The Spanish general Jose Manuel Munoz, who will continue to manage the running of the base until the force's full departure, paid homage during a ceremony to Spanish troops killed while serving in Iraq.

He hailed the work of his troops and thanked local people as well as the coalition forces.

Spanish soldiers finished withdrawing from their other base in the Shiite Muslim holy city of Najaf on April 27.

The last Spanish combat troops left Iraq on April 28 and Defence Minister Jose Bono said this week that those in charge of shipping out military materiel might leave sooner than May 27, the scheduled date for officially handing over their bases to the US army.
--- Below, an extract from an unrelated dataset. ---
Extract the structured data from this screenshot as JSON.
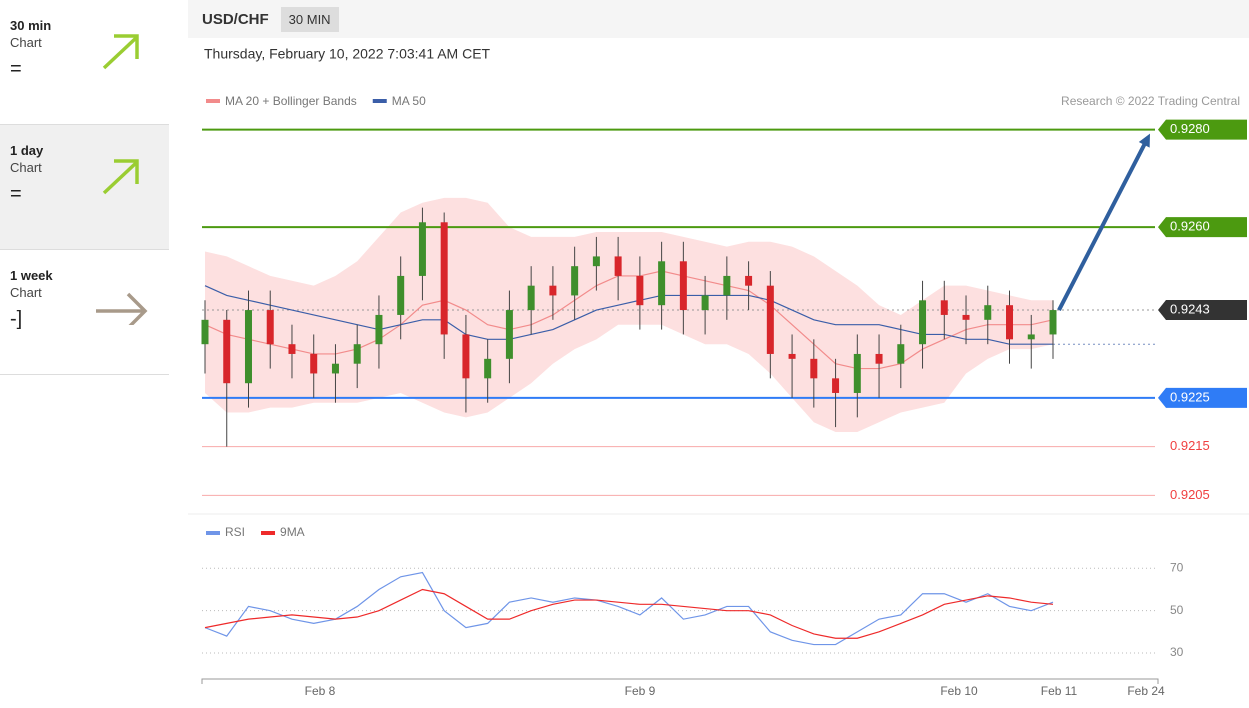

The first announcement of the government of Socialist Prime Minister Jose Luis Rodriguez Zapatero after coming to power in April was that it would pull out the 1,430 Spanish soldiers serving in Iraq unless the United Nations took political and military control of the country by June 30.

That is the scheduled date for the US-led coalition to hand over power to an Iraqi administration.

Having concluded that such a UN role was not in the offing, Zapatero announced on April 18 that he had decided to pull out the Spanish contingent.

Spain sent the contingent under Zapatero's conservative predecessor Jose Maria Aznar, who backed US policy on Iraq against the majority opinion of Spaniards.